Jim Lynch has written a delightful novel. The Highest Tide is part coming-of-age story and part cautionary tale. The increasing abundance of strange marine life in Puget Sound is also a metaphor for a coming-of-age story for the human race. As Miles struggles with that pivotal year in his life, the rest of the populace in that part of Washington try to come to grips with the odd behavior of the sea. Some use the events as an impetus to seek more knowledge, some just enjoy the spectacle, and some of them, well, go off the deep end. Miles, though, is more concerned with just getting through the summer, rescuing Angie, keeping his parents together, and tending to Florence. His moments alone in his kayak and exploring the Sound are almost like a religious experience for him. He's in tune with the world around him and knowledgeable enough to enjoy what he can see and find. Part of the delight in this novel is how Jim Lynch brings Puget Sound to life. Through Miles' eyes, we get to see and share the beauty he sees effortlessly every time he ventures out.

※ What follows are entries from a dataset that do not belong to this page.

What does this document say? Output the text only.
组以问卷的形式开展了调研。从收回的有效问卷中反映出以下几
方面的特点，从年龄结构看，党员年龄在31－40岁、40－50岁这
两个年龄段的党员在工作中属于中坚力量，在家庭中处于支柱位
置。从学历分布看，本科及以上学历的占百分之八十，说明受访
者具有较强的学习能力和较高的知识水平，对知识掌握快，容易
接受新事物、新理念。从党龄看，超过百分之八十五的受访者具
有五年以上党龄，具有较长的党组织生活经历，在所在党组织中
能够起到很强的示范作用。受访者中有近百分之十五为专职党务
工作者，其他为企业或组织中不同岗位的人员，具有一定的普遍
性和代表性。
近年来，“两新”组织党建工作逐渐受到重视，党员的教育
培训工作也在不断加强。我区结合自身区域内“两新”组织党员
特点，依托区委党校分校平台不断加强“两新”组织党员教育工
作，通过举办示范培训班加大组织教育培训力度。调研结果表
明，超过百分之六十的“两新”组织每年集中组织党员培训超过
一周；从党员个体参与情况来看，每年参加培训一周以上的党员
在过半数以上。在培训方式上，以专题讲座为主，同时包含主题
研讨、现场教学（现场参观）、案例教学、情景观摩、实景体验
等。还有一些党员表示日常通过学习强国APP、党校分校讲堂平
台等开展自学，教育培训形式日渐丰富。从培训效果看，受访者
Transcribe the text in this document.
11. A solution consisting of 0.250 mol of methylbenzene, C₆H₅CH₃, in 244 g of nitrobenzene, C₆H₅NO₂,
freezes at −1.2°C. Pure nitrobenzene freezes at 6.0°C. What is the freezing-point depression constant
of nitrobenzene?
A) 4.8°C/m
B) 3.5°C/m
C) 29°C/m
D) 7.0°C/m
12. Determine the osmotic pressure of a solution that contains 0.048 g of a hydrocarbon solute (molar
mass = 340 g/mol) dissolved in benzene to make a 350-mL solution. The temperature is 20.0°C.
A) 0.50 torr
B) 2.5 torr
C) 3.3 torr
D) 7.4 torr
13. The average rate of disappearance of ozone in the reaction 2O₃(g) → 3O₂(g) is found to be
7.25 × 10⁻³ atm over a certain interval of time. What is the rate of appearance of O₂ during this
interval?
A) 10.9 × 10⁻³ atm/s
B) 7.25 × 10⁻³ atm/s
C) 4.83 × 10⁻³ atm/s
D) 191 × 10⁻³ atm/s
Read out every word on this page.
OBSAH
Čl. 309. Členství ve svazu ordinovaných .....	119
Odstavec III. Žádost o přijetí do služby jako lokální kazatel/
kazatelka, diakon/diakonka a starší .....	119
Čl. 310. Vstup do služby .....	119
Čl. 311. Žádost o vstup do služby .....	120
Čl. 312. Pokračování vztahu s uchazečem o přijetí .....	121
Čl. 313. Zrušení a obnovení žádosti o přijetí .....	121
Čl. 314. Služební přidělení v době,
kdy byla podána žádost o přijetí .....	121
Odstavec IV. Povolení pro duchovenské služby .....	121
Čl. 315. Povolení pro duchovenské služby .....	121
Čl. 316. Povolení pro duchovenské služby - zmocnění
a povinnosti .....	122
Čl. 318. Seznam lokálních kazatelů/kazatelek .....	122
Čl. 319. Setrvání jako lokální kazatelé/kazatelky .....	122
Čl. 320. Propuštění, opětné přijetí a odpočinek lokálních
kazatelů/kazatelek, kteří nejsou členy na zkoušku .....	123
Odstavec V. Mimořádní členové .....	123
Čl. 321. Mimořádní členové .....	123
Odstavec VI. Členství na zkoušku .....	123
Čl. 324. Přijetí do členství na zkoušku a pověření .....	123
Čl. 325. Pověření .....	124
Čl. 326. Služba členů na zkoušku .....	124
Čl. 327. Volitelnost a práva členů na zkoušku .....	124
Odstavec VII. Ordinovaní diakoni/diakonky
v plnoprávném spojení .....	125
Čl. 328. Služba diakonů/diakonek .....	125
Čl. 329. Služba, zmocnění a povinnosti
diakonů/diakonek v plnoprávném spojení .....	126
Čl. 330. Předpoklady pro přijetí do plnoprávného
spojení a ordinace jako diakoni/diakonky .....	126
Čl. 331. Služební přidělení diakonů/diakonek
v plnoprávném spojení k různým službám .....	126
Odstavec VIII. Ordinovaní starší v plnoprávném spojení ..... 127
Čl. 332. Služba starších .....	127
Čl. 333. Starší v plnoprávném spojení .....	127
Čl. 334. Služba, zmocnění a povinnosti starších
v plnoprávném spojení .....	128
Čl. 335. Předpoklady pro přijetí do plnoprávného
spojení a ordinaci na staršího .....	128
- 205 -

If you watched the bay often enough, you eventually saw the inexplicable. I once saw a healthy eagle with five-foot wingspan dive for fish and never resurface. I saw a winter duck—a red-breasted merganser—ride on the head of a seal for a full minute. I watched a snapping shrimp swing a claw at a sculpin twice its size and knock it unconscious. And more than once I watched surface water bulge and ripple, as if pushed by whales, yet with nothing behind or beneath it, with the water so clear and empty I could see the bottom. It took me a long time to learn to keep such moments to myself. Nobody has anywhere to file them, including me.In many ways, Miles and Phelps are quintessential 13-year olds. They want to act like adults but are held back by their immaturity. They're incredibly curious about everything, and are willing to take chances and explore things forbidden to them. They call a sex line to find out more about sex, with hilarious results. Miles' innocence is precious, his fear of losing those closest to him is palpable, and his awe at the nature around him is humbling.
The Highest Tide is a short book, less than 250 pages, and can be read in one afternoon. Jim Lynch's debut novel spends a wonderful summer with Miles O'Malley and the interesting and peculiar life that abounds in Puget Sound. Take an afternoon and enjoy it for yourself.